On radiology, after administration of contrast agent ependymoma enhances on T1- weighted imaging. It is often associated with a syrinx or hematoma. Ependymoma almost always occurs in intramedullary location whereas schwannoma almost always occurs in extramedullary location which also enhances on T1-weighted imaging with gadolinium contrast enhancement. The other differential diagnosis, Pilocytic astrocytomas rarely enhance with contrast.

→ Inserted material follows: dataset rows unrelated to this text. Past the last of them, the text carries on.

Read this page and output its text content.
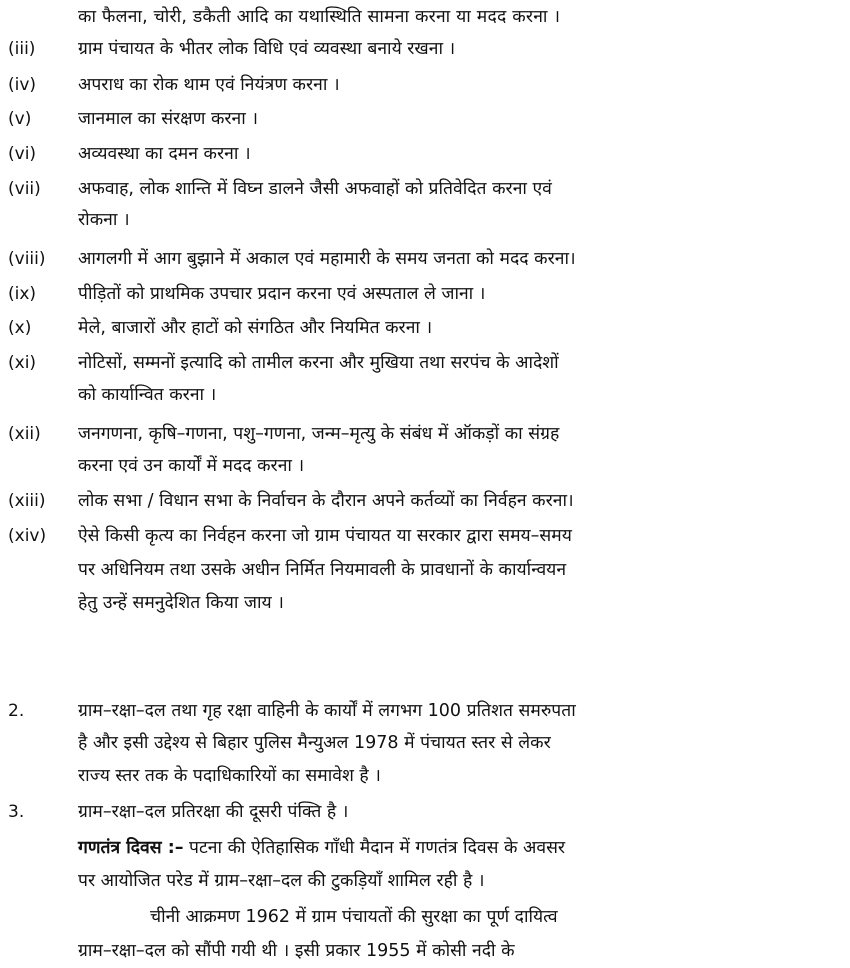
का फैलना, चोरी, डकैती आदि का यथास्थिति सामना करना या मदद करना ।
(iii) ग्राम पंचायत के भीतर लोक विधि एवं व्यवस्था बनाये रखना ।
(iv) अपराध का रोक थाम एवं नियंत्रण करना ।
(v)	जानमाल का संरक्षण करना ।
(vi) अव्यवस्था का दमन करना ।
(vii) अफवाह, लोक शान्ति में विघ्न डालने जैसी अफवाहों को प्रतिवेदित करना एवं
रोकना ।
(viii) आगलगी में आग बुझाने में अकाल एवं महामारी के समय जनता को मदद करना।
(ix) पीड़ितों को प्राथमिक उपचार प्रदान करना एवं अस्पताल ले जाना ।
(x)	मेले, बाजारों और हाटों को संगठित और नियमित करना ।
(xi) नोटिसों, सम्मनों इत्यादि को तामील करना और मुखिया तथा सरपंच के आदेशों
को कार्यान्वित करना ।
(xii) जनगणना, कृषि–गणना, पशु–गणना, जन्म–मृत्यु के संबंध में ऑकड़ों का संग्रह
करना एवं उन कार्यों में मदद करना ।
(xiii) लोक सभा / विधान सभा के निर्वाचन के दौरान अपने कर्तव्यों का निर्वहन करना।
(xiv) ऐसे किसी कृत्य का निर्वहन करना जो ग्राम पंचायत या सरकार द्वारा समय–समय
पर अधिनियम तथा उसके अधीन निर्मित नियमावली के प्रावधानों के कार्यान्वयन
हेतु उन्हें समनुदेशित किया जाय ।
2.	ग्राम–रक्षा–दल तथा गृह रक्षा वाहिनी के कार्यों में लगभग 100 प्रतिशत समरुपता
है और इसी उद्देश्य से बिहार पुलिस मैन्युअल 1978 में पंचायत स्तर से लेकर
राज्य स्तर तक के पदाधिकारियों का समावेश है ।
3.	ग्राम–रक्षा–दल प्रतिरक्षा की दूसरी पंक्ति है ।
गणतंत्र दिवस :– पटना की ऐतिहासिक गाँधी मैदान में गणतंत्र दिवस के अवसर
पर आयोजित परेड में ग्राम–रक्षा–दल की टुकड़ियाँ शामिल रही है ।
चीनी आक्रमण 1962 में ग्राम पंचायतों की सुरक्षा का पूर्ण दायित्व
ग्राम–रक्षा–दल को सौंपी गयी थी । इसी प्रकार 1955 में कोसी नदी के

Currently, complete surgical resection of the tumor is the primary treatment method for Tanycytic ependymoma. For patients undergoing successful complete surgical resection, postoperative radiotherapy is not considered necessary. For patients with postoperative recurrence, surgical resection with postoperative radiotherapy is the modality of treatment considered.
Conclusion
This case illustrates tanycytic ependymoma which is an unusual variant of ependymal neoplasm, This variant is also known as fibrillary ependymoma, presenting as an intramedullary mass that is difficult to distinguish from a schwannoma / pilocytic astrocytoma on frozen section or on histological examination. The tanycytic ependymomas typically doesn’t have the classic histology of ependymal rosettes or perivascular pseudorosettes which makes the diagnosis a challenge for the pathologists. In our patient, a correct diagnosis was only reached with the support of immunohistochemical stains. This entity should be considered in the differential diagnosis of gliomas as they have better prognosis and do not require radiotherapy.